Maroc : le deuxième âge de la Moudawana

Pour elles, le 8 mars, c’est toute l’année ! Entre avancées juridiques et pesanteurs sociales, où en est la génération M6 au féminin ?

Le Maroc est le deuxième pays arabe, après la Tunisie, à avoir consacré l’égalité entre l’homme et la femme dans le noyau familial. © MARK HENLEY/PANOS-REA

Le Maroc est le deuxième pays arabe, après la Tunisie, à avoir consacré l’égalité entre l’homme et la femme dans le noyau familial. © MARK HENLEY/PANOS-REA

ProfilAuteur_NadiaLamlili

Publié le 17 mars 2016 Lecture : 4 minutes.
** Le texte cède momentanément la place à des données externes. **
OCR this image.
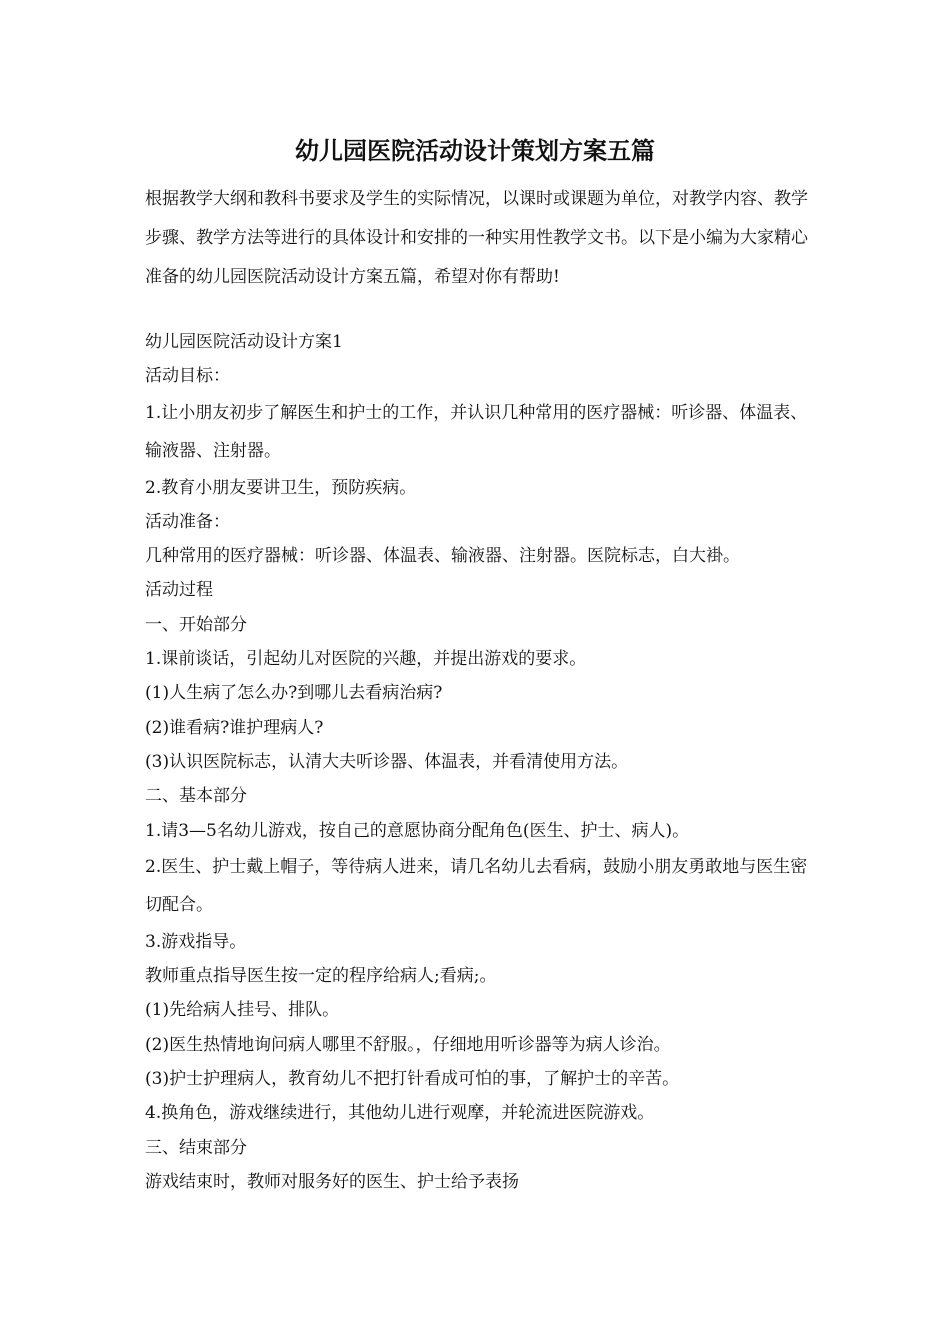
幼儿园医院活动设计策划方案五篇

根据教学大纲和教科书要求及学生的实际情况，以课时或课题为单位，对教学内容、教学步骤、教学方法等进行的具体设计和安排的一种实用性教学文书。以下是小编为大家精心准备的幼儿园医院活动设计方案五篇，希望对你有帮助!

幼儿园医院活动设计方案1
活动目标：
1.让小朋友初步了解医生和护士的工作，并认识几种常用的医疗器械：听诊器、体温表、输液器、注射器。
2.教育小朋友要讲卫生，预防疾病。
活动准备：
几种常用的医疗器械：听诊器、体温表、输液器、注射器。医院标志，白大褂。
活动过程
一、开始部分
1.课前谈话，引起幼儿对医院的兴趣，并提出游戏的要求。
(1)人生病了怎么办?到哪儿去看病治病?
(2)谁看病?谁护理病人?
(3)认识医院标志，认清大夫听诊器、体温表，并看清使用方法。
二、基本部分
1.请3—5名幼儿游戏，按自己的意愿协商分配角色(医生、护士、病人)。
2.医生、护士戴上帽子，等待病人进来，请几名幼儿去看病，鼓励小朋友勇敢地与医生密切配合。
3.游戏指导。
教师重点指导医生按一定的程序给病人;看病;。
(1)先给病人挂号、排队。
(2)医生热情地询问病人哪里不舒服。，仔细地用听诊器等为病人诊治。
(3)护士护理病人，教育幼儿不把打针看成可怕的事，了解护士的辛苦。
4.换角色，游戏继续进行，其他幼儿进行观摩，并轮流进医院游戏。
三、结束部分
游戏结束时，教师对服务好的医生、护士给予表扬
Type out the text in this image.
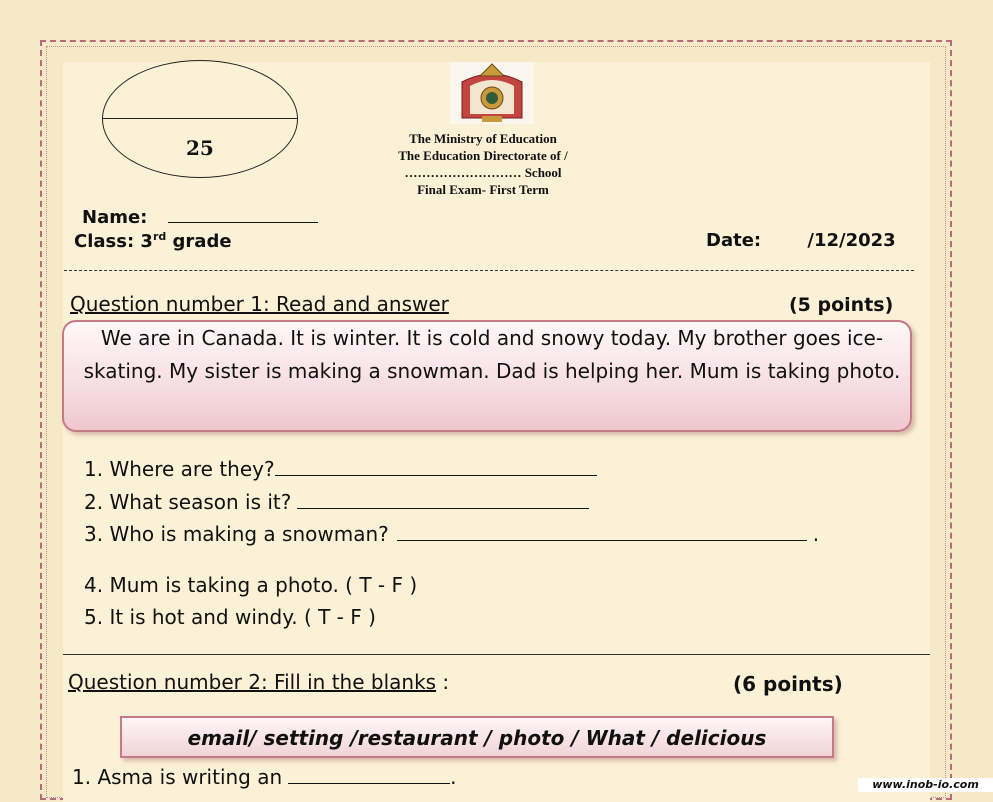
25	The Ministry of Education
The Education Directorate of /
……………………… School
Final Exam- First Term
Name:
Class: 3rd grade	Date:	/12/2023
Question number 1: Read and answer	(5 points)
We are in Canada. It is winter. It is cold and snowy today. My brother goes ice-skating. My sister is making a snowman. Dad is helping her. Mum is taking photo.
1. Where are they?
2. What season is it?
3. Who is making a snowman?	.
4. Mum is taking a photo. ( T - F )
5. It is hot and windy. ( T - F )
Question number 2: Fill in the blanks :	(6 points)
email/ setting /restaurant / photo / What / delicious
1. Asma is writing an	.	www.inob-io.com
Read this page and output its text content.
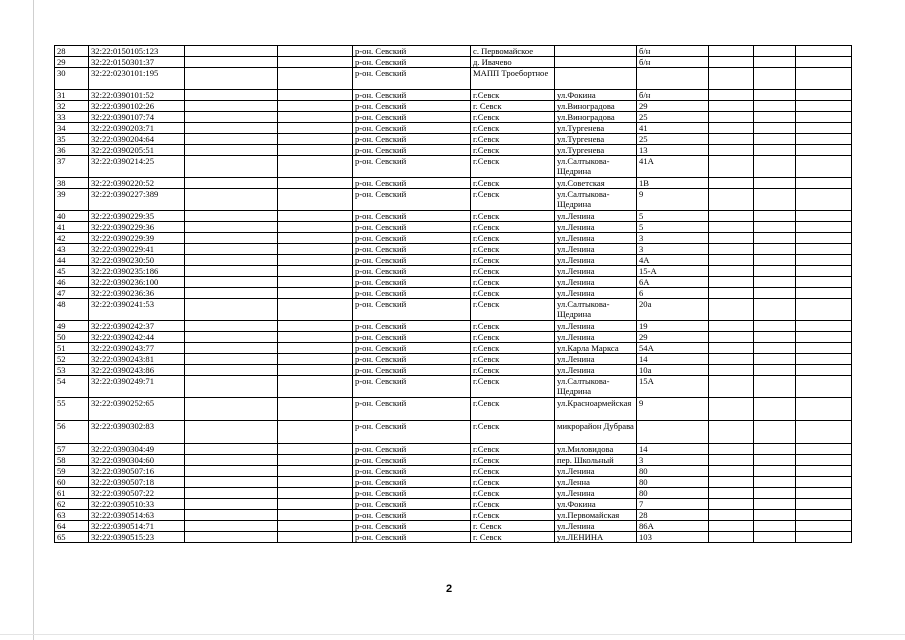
28	32:22:0150105:123			р-он. Севский	с. Первомайское		б/н			
29	32:22:0150301:37			р-он. Севский	д. Ивачево		б/н			
30	32:22:0230101:195			р-он. Севский	МАПП Троебортное					
31	32:22:0390101:52			р-он. Севский	г.Севск	ул.Фокина	б/н			
32	32:22:0390102:26			р-он. Севский	г. Севск	ул.Виноградова	29			
33	32:22:0390107:74			р-он. Севский	г.Севск	ул.Виноградова	25			
34	32:22:0390203:71			р-он. Севский	г.Севск	ул.Тургенева	41			
35	32:22:0390204:64			р-он. Севский	г.Севск	ул.Тургенева	25			
36	32:22:0390205:51			р-он. Севский	г.Севск	ул.Тургенева	13			
37	32:22:0390214:25			р-он. Севский	г.Севск	ул.Салтыкова-Щедрина	41А			
38	32:22:0390220:52			р-он. Севский	г.Севск	ул.Советская	1В			
39	32:22:0390227:389			р-он. Севский	г.Севск	ул.Салтыкова-Щедрина	9			
40	32:22:0390229:35			р-он. Севский	г.Севск	ул.Ленина	5			
41	32:22:0390229:36			р-он. Севский	г.Севск	ул.Ленина	5			
42	32:22:0390229:39			р-он. Севский	г.Севск	ул.Ленина	3			
43	32:22:0390229:41			р-он. Севский	г.Севск	ул.Ленина	3			
44	32:22:0390230:50			р-он. Севский	г.Севск	ул.Ленина	4А			
45	32:22:0390235:186			р-он. Севский	г.Севск	ул.Ленина	15-А			
46	32:22:0390236:100			р-он. Севский	г.Севск	ул.Ленина	6А			
47	32:22:0390236:36			р-он. Севский	г.Севск	ул.Ленина	6			
48	32:22:0390241:53			р-он. Севский	г.Севск	ул.Салтыкова-Щедрина	20а			
49	32:22:0390242:37			р-он. Севский	г.Севск	ул.Ленина	19			
50	32:22:0390242:44			р-он. Севский	г.Севск	ул.Ленина	29			
51	32:22:0390243:77			р-он. Севский	г.Севск	ул.Карла Маркса	54А			
52	32:22:0390243:81			р-он. Севский	г.Севск	ул.Ленина	14			
53	32:22:0390243:86			р-он. Севский	г.Севск	ул.Ленина	10а			
54	32:22:0390249:71			р-он. Севский	г.Севск	ул.Салтыкова-Щедрина	15А			
55	32:22:0390252:65			р-он. Севский	г.Севск	ул.Красноармейская	9			
56	32:22:0390302:83			р-он. Севский	г.Севск	микрорайон Дубрава				
57	32:22:0390304:49			р-он. Севский	г.Севск	ул.Миловидова	14			
58	32:22:0390304:60			р-он. Севский	г.Севск	пер. Школьный	3			
59	32:22:0390507:16			р-он. Севский	г.Севск	ул.Ленина	80			
60	32:22:0390507:18			р-он. Севский	г.Севск	ул.Ленна	80			
61	32:22:0390507:22			р-он. Севский	г.Севск	ул.Ленина	80			
62	32:22:0390510:33			р-он. Севский	г.Севск	ул.Фокина	7			
63	32:22:0390514:63			р-он. Севский	г.Севск	ул.Первомайская	28			
64	32:22:0390514:71			р-он. Севский	г. Севск	ул.Ленина	86А			
65	32:22:0390515:23			р-он. Севский	г. Севск	ул.ЛЕНИНА	103			
2
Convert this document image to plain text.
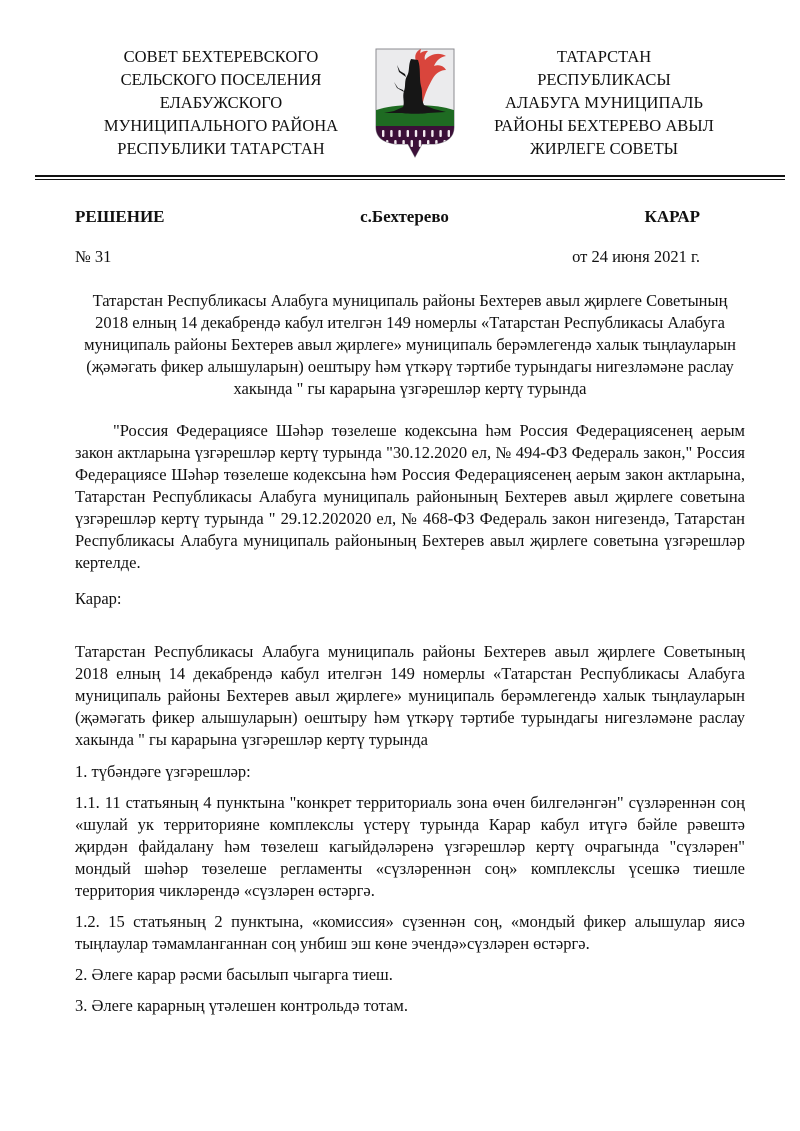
СОВЕТ БЕХТЕРЕВСКОГО
СЕЛЬСКОГО ПОСЕЛЕНИЯ
ЕЛАБУЖСКОГО
МУНИЦИПАЛЬНОГО РАЙОНА
РЕСПУБЛИКИ ТАТАРСТАН
ТАТАРСТАН
РЕСПУБЛИКАСЫ
АЛАБУГА МУНИЦИПАЛЬ
РАЙОНЫ БЕХТЕРЕВО АВЫЛ
ЖИРЛЕГЕ СОВЕТЫ
РЕШЕНИЕ	с.Бехтерево	КАРАР
№ 31	от 24 июня 2021 г.

Татарстан Республикасы Алабуга муниципаль районы Бехтерев авыл җирлеге Советының 2018 елның 14 декабрендә кабул ителгән 149 номерлы «Татарстан Республикасы Алабуга муниципаль районы Бехтерев авыл җирлеге» муниципаль берәмлегендә халык тыңлауларын (җәмәгать фикер алышуларын) оештыру һәм үткәрү тәртибе турындагы нигезләмәне раслау хакында " гы карарына үзгәрешләр кертү турында

"Россия Федерациясе Шәһәр төзелеше кодексына һәм Россия Федерациясенең аерым закон актларына үзгәрешләр кертү турында "30.12.2020 ел, № 494-ФЗ Федераль закон," Россия Федерациясе Шәһәр төзелеше кодексына һәм Россия Федерациясенең аерым закон актларына, Татарстан Республикасы Алабуга муниципаль районының Бехтерев авыл җирлеге советына үзгәрешләр кертү турында " 29.12.202020 ел, № 468-ФЗ Федераль закон нигезендә, Татарстан Республикасы Алабуга муниципаль районының Бехтерев авыл җирлеге советына үзгәрешләр кертелде.

Карар:

Татарстан Республикасы Алабуга муниципаль районы Бехтерев авыл җирлеге Советының 2018 елның 14 декабрендә кабул ителгән 149 номерлы «Татарстан Республикасы Алабуга муниципаль районы Бехтерев авыл җирлеге» муниципаль берәмлегендә халык тыңлауларын (җәмәгать фикер алышуларын) оештыру һәм үткәрү тәртибе турындагы нигезләмәне раслау хакында " гы карарына үзгәрешләр кертү турында

1. түбәндәге үзгәрешләр:

1.1. 11 статьяның 4 пунктына "конкрет территориаль зона өчен билгеләнгән" сүзләреннән соң «шулай ук территорияне комплекслы үстерү турында Карар кабул итүгә бәйле рәвештә җирдән файдалану һәм төзелеш кагыйдәләренә үзгәрешләр кертү очрагында "сүзләрен" мондый шәһәр төзелеше регламенты «сүзләреннән соң» комплекслы үсешкә тиешле территория чикләрендә «сүзләрен өстәргә.

1.2. 15 статьяның 2 пунктына, «комиссия» сүзеннән соң, «мондый фикер алышулар яисә тыңлаулар тәмамланганнан соң унбиш эш көне эчендә»сүзләрен өстәргә.

2. Әлеге карар рәсми басылып чыгарга тиеш.

3. Әлеге карарның үтәлешен контрольдә тотам.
En 2004, à l’initiative du roi et d’un puissant mouvement féministe, le Maroc a mis en place une réforme spectaculaire de son code de la famille (Moudawana), devenant le deuxième pays arabe, après la Tunisie, à consacrer l’égalité entre l’homme et la femme dans le noyau familial. En sa qualité de Commandeur des croyants, Mohammed VI avait usé de son autorité religieuse pour réviser de vieilles interprétations coraniques cantonnant la femme à un statut inférieur. Grâce à lui, les Marocaines n’ont plus besoin de tuteur pour se marier, peuvent demander le divorce, garder le domicile conjugal si elles ont des enfants et prétendre à une pension alimentaire.

Désenchantement

Douze ans après, cette loi, célébrée par le mouvement féministe chaque 8 mars à l’occasion de la Journée de la femme, fait l’objet d’un certain désenchantement tant le fossé entre son esprit et la réalité reste profond. Bien que le mariage des mineures (moins de 18 ans) ait été rendu exceptionnel, le ministère de la Justice en a enregistré plus de 35 000 en 2013, soit 11 % de la totalité des unions, essentiellement dans les zones rurales. « Sans oublier les mariages coutumiers, contractés par simple lecture de la Fatiha, qui sont monnaie courante dans le Maroc profond malgré les rappels à l’ordre de l’État », note Hicham Houdaïfa, auteur de Dos de femme, dos de mulet, les oubliées du Maroc profond (éditions En toutes lettres, 2015).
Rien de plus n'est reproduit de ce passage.